CAPITOL JANUARY 6 – REICHSBÜRGER TAG X
Written on 6. January 2023
Today, two years ago, my phone was buzzing with messages and photos from Capitol Hill in Washington, D.C. People asked me: “Did you see that coming?” I was puzzled because I had captured the aesthetics of the Capitol stormers in my installation Das Reich from 2017 about the German “Reichsbürger movement”. Until last year, I had never been to the U.S.
In my installation, composed of furniture, objects and video, I found a visual language to speak about the self-proclaimed “Reichsbürger” (citizens of the German Reich), who deny the legitimacy of the Federal Republic of Germany. They claim that the German Reich is still in power. I created the dystopian vision that the “Reichsbürger” had taken over the Kronprinzenpalais Unter den Linden in Berlin, and installed an emergency Reich government using furniture, arranged in a cultic formation resembling Stonehenge.
During the Capitol January 6 insurrection in 2021 I thought a lot about this work. Not only because the aesthetics of the attackers in Washington matched the installation in detail, but because of the question of dealing with a political movement whose aesthetics could be considered “weird”. What I realized is that it is challenging to convince people about the danger of people and movements, when their self-staging seems weird, funny and laughable. In the case of the “Reichsbürger”, it is a racist, white-supremacist and violent hate-movement of conspiracy believers, that during the pandemic, gained more and more supporters throughout Germany. Don’t be fooled by the aesthetics.
In September 2022 I opened my show Re-Education at the SculptureCenter in New York. I transferred my practice from the German to the US context. Firstly, because I felt my work dealing with the ”Reichsbürger” movement in Germany could pave a new way of speaking about what happened on January 6 in Washington in an artistic language. Secondly, I was wondering how a critical artistic practice can deal with the Trump presidency and its implications on politics and society.
A central work of the show, Rustic Traditions, looks at the role that furniture played during the storm on the Capitol. Furniture was used as weapons and to break in, but congresspeople also used them to barricade themselves inside their offices or hid underneath their desks, using them as shelters.

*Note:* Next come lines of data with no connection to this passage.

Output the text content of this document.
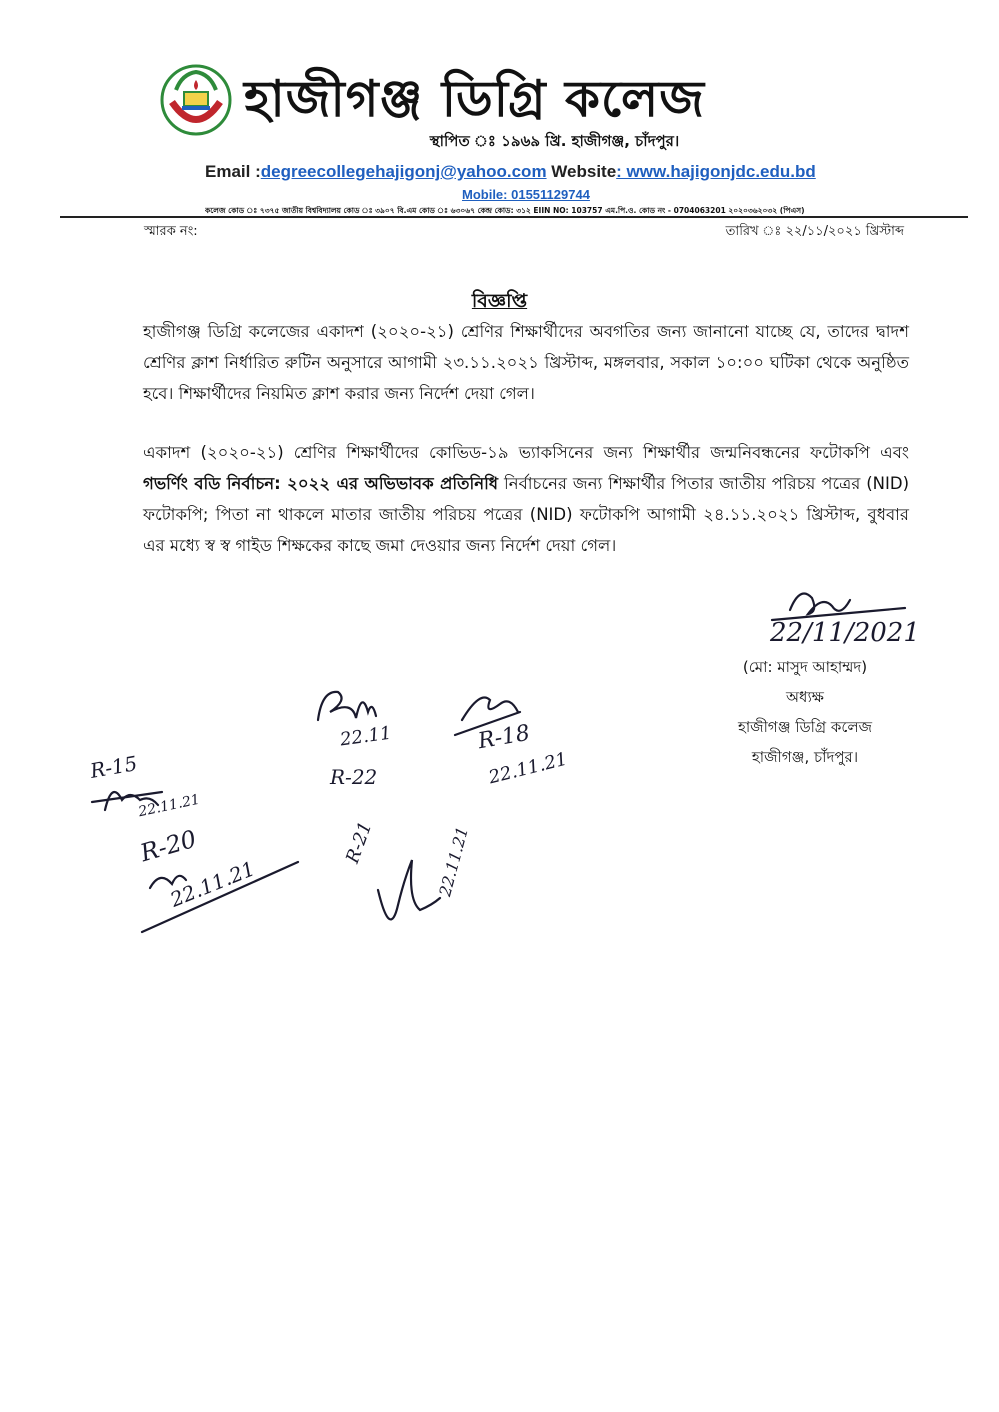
হাজীগঞ্জ ডিগ্রি কলেজ
স্থাপিত ঃ ১৯৬৯ খ্রি. হাজীগঞ্জ, চাঁদপুর।
Email :degreecollegehajigonj@yahoo.com Website: www.hajigonjdc.edu.bd
Mobile: 01551129744
কলেজ কোড ঃ ৭৩৭৫ জাতীয় বিশ্ববিদ্যালয় কোড ঃ ৩৯০৭ বি.এম কোড ঃ ৬৩০৬৭ কেন্দ্র কোড: ৩১২ EIIN NO: 103757 এম.পি.ও. কোড নং - 0704063201 ২০২০৩৬২০৩২ (পিএস)
স্মারক নং:	তারিখ ঃ ২২/১১/২০২১ খ্রিস্টাব্দ
বিজ্ঞপ্তি
হাজীগঞ্জ ডিগ্রি কলেজের একাদশ (২০২০-২১) শ্রেণির শিক্ষার্থীদের অবগতির জন্য জানানো যাচ্ছে যে, তাদের দ্বাদশ শ্রেণির ক্লাশ নির্ধারিত রুটিন অনুসারে আগামী ২৩.১১.২০২১ খ্রিস্টাব্দ, মঙ্গলবার, সকাল ১০:০০ ঘটিকা থেকে অনুষ্ঠিত হবে। শিক্ষার্থীদের নিয়মিত ক্লাশ করার জন্য নির্দেশ দেয়া গেল।
একাদশ (২০২০-২১) শ্রেণির শিক্ষার্থীদের কোভিড-১৯ ভ্যাকসিনের জন্য শিক্ষার্থীর জন্মনিবন্ধনের ফটোকপি এবং গভর্ণিং বডি নির্বাচন: ২০২২ এর অভিভাবক প্রতিনিধি নির্বাচনের জন্য শিক্ষার্থীর পিতার জাতীয় পরিচয় পত্রের (NID) ফটোকপি; পিতা না থাকলে মাতার জাতীয় পরিচয় পত্রের (NID) ফটোকপি আগামী ২৪.১১.২০২১ খ্রিস্টাব্দ, বুধবার এর মধ্যে স্ব স্ব গাইড শিক্ষকের কাছে জমা দেওয়ার জন্য নির্দেশ দেয়া গেল।
22/11/2021
22.11
R-22
R-18
22.11.21
R-15
22.11.21
R-20
22.11.21
R-21	22.11.21
(মো: মাসুদ আহাম্মদ)
অধ্যক্ষ
হাজীগঞ্জ ডিগ্রি কলেজ
হাজীগঞ্জ, চাঁদপুর।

One rioter put his feet on a desk in Nancy Pelosi’s office, symbolically claiming power. The urgency of the show – connecting the far-right conspiracy scenes in Germany with those in the US – came again to the forefront when a actual plot to overthrow the German government in order to install a new “Reich” was uncovered in Germany last month.
After 10 years of researching the “Reichsbürger” movement, and after looking closely at the January 6 events in Washington, what is my resolution for the new year 2023? We need to take people wearing viking horns and carrying rustic weapons seriously. If we continue the discussion about whether they pose a threat or not, they will take over the government buildings and institutions for good. And then it will be too late.